ISF-Bouclier-Plafonnement

Conseil en patrimoine

La loi sur « le Travail, l’Emploi et le Pouvoir d’Achat » qui inclut l’ensemble des dispositions fiscales notamment en matière d’ISF, annoncé par le Gouvernement, a été promulguée, après un recours devant le Conseil Constitutionnel, le 21 août 2007 et publiée au JO le 22 août 2007, date de son entrée en vigueur.

Cette note présente les points clés des principales dispositions en matière l’ISF, de bouclier et de plafonnement des niches :


  • Investissements  réalisés dans des PME

Les redevables de l’ISF peuvent  se libérer de leur impôt solidarité sur la fortune (ISF) en souscrivant au capital de PME


Le redevable peut imputer sur son ISF 50% des versements effectués soit au titre de souscriptions initiales directes ou indirectes, soit aux augmentations de capital de PME en numéraire ou par apports à la société de biens nécessaires à l’activité ( hors apports immobiliers et valeurs mobilières). Ne sont pas pris en compte les titres déjà  détenus.

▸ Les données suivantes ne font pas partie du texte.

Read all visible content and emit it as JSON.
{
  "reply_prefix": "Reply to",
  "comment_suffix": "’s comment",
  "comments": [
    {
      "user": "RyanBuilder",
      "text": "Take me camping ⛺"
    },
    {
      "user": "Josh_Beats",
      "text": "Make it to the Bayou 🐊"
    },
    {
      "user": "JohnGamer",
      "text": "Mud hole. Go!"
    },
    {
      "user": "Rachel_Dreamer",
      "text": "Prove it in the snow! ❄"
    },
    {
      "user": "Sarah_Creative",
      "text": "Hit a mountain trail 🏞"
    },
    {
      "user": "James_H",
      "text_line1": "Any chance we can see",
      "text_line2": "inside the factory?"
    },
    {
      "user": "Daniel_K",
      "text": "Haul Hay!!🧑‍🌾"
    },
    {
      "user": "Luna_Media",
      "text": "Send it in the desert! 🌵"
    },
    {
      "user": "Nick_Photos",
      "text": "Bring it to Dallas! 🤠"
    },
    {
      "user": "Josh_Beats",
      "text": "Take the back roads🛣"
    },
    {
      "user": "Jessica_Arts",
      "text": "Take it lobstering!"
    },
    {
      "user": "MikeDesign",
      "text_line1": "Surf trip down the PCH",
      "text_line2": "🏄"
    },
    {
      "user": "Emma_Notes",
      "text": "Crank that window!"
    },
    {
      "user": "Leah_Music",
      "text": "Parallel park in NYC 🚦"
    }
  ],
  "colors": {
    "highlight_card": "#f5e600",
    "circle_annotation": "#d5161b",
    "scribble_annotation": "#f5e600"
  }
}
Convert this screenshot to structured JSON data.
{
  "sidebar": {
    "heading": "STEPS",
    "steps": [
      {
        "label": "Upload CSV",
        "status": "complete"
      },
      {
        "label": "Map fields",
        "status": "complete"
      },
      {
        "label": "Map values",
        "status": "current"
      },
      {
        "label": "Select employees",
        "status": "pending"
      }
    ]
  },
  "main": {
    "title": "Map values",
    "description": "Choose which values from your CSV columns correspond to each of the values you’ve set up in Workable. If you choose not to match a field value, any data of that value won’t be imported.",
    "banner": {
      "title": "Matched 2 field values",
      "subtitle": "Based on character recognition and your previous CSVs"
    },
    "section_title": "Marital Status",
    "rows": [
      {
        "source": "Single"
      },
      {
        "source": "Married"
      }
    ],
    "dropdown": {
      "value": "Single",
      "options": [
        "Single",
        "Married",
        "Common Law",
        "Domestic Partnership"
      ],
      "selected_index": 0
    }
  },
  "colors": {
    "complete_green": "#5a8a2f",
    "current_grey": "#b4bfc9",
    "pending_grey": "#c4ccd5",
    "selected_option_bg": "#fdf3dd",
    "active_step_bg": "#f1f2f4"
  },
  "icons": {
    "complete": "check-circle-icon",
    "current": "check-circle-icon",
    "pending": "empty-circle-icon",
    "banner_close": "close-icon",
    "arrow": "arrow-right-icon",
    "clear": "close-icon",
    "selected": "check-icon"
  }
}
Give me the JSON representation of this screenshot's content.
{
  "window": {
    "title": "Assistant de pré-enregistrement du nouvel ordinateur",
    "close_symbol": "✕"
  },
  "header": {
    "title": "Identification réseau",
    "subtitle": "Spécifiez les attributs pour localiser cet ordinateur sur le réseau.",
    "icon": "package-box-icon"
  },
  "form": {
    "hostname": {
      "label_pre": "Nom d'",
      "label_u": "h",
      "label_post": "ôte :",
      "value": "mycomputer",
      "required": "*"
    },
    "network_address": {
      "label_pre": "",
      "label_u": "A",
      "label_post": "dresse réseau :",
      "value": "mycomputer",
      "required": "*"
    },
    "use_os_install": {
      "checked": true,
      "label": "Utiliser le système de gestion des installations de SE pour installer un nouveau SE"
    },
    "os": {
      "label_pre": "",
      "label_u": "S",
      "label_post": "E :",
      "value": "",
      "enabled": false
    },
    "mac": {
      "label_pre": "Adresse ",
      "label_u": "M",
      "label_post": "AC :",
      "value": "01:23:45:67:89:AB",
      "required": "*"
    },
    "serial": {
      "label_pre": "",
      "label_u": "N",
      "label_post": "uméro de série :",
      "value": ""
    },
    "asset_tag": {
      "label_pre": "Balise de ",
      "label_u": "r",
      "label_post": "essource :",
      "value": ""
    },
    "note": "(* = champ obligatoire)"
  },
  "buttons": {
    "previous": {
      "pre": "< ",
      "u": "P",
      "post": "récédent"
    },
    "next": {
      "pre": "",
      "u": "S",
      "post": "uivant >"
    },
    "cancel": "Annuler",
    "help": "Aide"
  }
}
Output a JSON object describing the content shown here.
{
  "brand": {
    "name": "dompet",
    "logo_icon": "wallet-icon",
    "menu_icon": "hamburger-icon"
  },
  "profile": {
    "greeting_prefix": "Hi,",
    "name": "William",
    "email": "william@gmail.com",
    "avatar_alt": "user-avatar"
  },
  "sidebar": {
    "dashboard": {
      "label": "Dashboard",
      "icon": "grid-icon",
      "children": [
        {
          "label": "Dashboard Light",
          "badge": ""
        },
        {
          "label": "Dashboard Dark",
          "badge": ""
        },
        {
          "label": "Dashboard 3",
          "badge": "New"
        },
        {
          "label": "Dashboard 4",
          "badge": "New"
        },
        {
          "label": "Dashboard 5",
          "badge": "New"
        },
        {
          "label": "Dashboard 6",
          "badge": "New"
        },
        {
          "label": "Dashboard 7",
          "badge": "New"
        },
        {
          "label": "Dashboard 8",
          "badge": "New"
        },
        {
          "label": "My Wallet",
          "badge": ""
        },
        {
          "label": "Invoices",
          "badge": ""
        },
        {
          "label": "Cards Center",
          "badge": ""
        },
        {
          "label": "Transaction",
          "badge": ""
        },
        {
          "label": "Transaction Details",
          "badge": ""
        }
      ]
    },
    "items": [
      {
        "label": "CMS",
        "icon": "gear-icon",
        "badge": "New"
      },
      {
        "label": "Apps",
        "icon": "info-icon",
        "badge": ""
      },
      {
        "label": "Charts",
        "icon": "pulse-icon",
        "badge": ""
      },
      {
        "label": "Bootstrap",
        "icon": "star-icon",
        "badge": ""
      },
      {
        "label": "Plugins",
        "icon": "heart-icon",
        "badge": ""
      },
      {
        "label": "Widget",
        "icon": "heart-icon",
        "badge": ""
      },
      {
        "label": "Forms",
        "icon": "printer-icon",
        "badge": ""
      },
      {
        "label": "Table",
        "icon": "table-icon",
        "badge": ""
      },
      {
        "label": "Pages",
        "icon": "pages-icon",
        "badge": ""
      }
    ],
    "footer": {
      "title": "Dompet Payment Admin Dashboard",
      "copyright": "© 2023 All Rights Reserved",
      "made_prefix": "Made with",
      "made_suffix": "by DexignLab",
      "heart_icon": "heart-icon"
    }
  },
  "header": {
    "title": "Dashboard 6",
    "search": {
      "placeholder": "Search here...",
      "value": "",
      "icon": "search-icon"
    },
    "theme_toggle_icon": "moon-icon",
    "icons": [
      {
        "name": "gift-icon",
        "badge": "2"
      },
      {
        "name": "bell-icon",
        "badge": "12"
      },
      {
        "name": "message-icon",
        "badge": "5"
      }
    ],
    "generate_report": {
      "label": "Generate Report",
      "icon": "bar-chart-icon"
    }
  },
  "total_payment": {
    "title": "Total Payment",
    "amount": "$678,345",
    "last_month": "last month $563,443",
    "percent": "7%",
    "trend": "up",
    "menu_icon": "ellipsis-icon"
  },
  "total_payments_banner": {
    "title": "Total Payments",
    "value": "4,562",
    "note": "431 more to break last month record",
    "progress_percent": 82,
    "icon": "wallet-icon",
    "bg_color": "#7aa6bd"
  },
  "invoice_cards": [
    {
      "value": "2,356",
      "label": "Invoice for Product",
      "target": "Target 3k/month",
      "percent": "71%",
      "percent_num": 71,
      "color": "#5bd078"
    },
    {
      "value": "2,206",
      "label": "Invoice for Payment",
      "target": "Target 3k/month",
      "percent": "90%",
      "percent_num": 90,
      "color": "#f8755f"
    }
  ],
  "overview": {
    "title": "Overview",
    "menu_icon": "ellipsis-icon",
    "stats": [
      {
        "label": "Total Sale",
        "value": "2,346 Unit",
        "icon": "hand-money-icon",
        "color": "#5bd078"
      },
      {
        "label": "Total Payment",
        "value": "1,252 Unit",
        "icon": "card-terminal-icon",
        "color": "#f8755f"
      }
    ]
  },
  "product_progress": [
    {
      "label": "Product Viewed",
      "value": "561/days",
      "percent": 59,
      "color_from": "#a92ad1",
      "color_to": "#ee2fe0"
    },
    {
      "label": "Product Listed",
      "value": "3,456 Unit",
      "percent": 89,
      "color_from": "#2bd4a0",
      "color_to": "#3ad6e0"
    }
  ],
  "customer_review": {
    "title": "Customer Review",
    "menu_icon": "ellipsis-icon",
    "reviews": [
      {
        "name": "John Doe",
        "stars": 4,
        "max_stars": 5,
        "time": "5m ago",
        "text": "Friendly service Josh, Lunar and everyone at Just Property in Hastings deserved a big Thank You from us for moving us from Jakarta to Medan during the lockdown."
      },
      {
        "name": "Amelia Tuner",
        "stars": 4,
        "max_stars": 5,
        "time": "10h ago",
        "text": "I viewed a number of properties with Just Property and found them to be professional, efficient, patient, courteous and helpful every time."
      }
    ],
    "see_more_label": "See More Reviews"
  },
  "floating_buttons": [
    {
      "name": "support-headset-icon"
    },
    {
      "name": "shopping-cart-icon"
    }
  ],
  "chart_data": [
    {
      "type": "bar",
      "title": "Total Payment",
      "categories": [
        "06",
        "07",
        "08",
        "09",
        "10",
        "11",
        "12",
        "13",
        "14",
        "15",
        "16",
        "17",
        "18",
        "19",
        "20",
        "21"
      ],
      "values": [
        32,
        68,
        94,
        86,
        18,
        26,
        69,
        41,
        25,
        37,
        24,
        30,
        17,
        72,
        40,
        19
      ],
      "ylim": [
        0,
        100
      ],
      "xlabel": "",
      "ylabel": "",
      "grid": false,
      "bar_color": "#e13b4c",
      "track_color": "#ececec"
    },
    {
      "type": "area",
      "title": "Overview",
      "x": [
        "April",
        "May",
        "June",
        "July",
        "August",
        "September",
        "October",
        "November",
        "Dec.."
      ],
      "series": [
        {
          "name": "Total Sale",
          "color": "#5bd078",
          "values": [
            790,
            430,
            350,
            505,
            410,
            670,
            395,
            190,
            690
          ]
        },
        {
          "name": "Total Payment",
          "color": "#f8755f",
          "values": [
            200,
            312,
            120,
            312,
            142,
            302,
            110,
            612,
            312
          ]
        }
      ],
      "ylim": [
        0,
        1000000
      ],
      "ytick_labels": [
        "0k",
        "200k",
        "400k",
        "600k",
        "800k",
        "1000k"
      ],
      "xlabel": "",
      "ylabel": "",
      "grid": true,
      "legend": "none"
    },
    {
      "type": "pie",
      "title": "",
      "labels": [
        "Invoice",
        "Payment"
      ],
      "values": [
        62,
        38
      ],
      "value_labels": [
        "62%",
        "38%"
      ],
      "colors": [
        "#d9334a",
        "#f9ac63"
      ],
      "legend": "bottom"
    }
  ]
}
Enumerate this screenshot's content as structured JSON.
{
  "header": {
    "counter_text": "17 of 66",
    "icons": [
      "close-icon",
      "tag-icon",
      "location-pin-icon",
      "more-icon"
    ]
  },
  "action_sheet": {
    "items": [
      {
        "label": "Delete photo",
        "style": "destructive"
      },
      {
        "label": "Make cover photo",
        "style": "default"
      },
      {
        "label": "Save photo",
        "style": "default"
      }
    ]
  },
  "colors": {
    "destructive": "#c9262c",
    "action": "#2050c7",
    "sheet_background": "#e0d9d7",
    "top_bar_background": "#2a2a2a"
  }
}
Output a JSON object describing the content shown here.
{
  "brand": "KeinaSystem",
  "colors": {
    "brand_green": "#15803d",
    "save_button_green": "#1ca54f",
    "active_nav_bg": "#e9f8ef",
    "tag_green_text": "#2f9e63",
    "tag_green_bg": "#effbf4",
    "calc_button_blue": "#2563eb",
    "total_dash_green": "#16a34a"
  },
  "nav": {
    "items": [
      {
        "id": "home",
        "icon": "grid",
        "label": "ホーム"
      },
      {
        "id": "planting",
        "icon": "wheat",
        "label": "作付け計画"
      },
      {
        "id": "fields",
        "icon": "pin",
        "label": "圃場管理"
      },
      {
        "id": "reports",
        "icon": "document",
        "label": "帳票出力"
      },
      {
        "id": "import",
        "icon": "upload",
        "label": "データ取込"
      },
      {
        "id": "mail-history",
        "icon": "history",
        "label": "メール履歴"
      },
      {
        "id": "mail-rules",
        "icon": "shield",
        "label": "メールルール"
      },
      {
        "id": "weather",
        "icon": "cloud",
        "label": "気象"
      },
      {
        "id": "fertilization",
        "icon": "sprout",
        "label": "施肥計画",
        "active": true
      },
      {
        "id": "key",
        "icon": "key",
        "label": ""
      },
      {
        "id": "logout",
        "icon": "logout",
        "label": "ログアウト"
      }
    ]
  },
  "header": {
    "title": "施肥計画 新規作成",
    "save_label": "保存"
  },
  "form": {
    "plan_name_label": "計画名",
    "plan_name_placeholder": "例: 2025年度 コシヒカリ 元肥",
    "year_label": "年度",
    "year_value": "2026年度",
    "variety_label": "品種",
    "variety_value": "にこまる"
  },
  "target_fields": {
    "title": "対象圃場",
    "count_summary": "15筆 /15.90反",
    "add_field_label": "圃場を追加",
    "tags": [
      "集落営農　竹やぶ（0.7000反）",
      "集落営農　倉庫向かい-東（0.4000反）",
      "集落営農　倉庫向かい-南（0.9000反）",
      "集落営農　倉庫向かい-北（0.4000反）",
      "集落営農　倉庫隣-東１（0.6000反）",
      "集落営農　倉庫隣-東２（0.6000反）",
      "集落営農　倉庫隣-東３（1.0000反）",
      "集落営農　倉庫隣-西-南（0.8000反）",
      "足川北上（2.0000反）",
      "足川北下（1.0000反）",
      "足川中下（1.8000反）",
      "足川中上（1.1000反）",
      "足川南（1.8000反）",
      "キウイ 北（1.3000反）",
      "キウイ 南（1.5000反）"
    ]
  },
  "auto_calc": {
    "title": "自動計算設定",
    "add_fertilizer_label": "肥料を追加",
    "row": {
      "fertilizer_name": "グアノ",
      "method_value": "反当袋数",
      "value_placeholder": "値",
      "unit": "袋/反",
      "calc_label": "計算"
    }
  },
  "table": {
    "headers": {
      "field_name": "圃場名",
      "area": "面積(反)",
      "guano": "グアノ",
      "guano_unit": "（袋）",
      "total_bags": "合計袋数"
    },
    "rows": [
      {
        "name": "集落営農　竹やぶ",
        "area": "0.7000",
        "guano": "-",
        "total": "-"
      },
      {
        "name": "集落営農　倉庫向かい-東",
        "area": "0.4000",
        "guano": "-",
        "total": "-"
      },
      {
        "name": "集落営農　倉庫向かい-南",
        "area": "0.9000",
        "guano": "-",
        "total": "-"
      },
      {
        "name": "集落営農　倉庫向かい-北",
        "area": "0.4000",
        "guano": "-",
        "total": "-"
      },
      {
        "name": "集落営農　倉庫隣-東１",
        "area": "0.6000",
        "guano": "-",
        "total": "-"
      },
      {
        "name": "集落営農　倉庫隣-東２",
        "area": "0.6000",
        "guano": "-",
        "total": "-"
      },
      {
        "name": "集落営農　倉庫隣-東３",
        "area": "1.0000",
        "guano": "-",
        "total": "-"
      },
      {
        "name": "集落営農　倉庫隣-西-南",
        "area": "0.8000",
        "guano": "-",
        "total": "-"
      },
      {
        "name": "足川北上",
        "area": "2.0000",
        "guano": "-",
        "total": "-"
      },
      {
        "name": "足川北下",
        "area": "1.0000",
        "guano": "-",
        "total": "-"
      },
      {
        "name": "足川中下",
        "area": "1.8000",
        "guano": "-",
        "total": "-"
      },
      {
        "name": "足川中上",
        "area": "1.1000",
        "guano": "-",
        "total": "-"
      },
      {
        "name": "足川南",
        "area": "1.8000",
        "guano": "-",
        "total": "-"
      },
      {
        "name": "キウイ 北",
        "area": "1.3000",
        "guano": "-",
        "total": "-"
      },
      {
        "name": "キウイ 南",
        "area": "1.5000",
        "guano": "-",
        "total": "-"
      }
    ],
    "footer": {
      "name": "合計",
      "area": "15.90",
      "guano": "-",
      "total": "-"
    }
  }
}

L’avantage annuel maximum est limité à  45 000 €.

La société bénéficiaire doit répondre à  la définition de PME européenne, exercer exclusivement une activité industrielle, commerciale, artisanale, agricole ou libérale (à l’exclusion des sociétés de gestion  ou de location d’immeubles) et avoir son siège dans un état de l’Union Européenne, en Islande ou en Norvège. La société doit être soumise à l’IS.

Les titres ne doivent pas être admis aux négociations sur un marché réglementé français ou étranger. Les titres  de sociétés négociés sur Alternext, marché organisé et non réglementé sont éligibles à l’avantage fiscal.

Les titres reçus doivent être conservés jusqu’au 31 décembre de la cinquième année qui suit la souscription. A défaut l’avantage fiscal sera remis en cause

  • Investissements dans des FIP

Une réduction d’ISF à hauteur de 50 % s’applique, sous certaines conditions, aux sommes versées au titre des souscriptions en numéraire à des parts de Fonds d’Investissement de Proximité (FIP),  dans la limite du pourcentage de l’actif du fonds investi en titres de PME éligibles.

Exemple : Souscription de parts de FIP pour un montant de 10 000 €. Si le FIP a investi à hauteur de 40% de ses actifs dans des titres éligibles, l’assiette de l’avantage fiscal sera de 4 000 €.

L’avantage annuel maximum est limité à 10 000 € par an.

Les parts de FIP doivent être conservées 5 ans.

Il est possible de cumuler les avantages fiscaux de ces deux dispositifs dans la limite globale de 45 000 €. Dans  tous les cas si l’avantage fiscal dépasse le montant de l’impôt à payer, la fraction non imputée ne donnera lieu à aucun remboursement ni à aucun report.

Pour un même investissement, les réductions d’ISF ne se cumulent pas avec la réduction d’impôt sur le revenu existante  (visée à l’article 199 terdecies-0A du CGI).

  • ISF : Imputation des dons  en faveur de  certains organismes


La loi instaure la possibilité, pour le redevable,  d’imputer sur l’ISF à payer, dans la limite de 45 000€, 75% du montant des dons au profit d’organismes d’intérêt général, agissant dans le domaine de  la recherche, de l’enseignement supérieur ou de l’insertion des personnes par l’activité économique. Sont concernés les dons en numéraires et les dons en pleine propriété de titres cotés.

A noter : ce plafond de 45 000€ est commun pour les titres de PME et pour les dons. Les deux régimes sont cumulables mais le montant imputé sur l’ISF au titre de la même année est au maximum de 45 000€.



Le plafond global des niches fiscales a  été une fois de plus revu à la baisse pour 2012. Il s’établit désormais pour les revenus 2012 à  :

  • 18.000 euros plus 4 % du revenu imposable.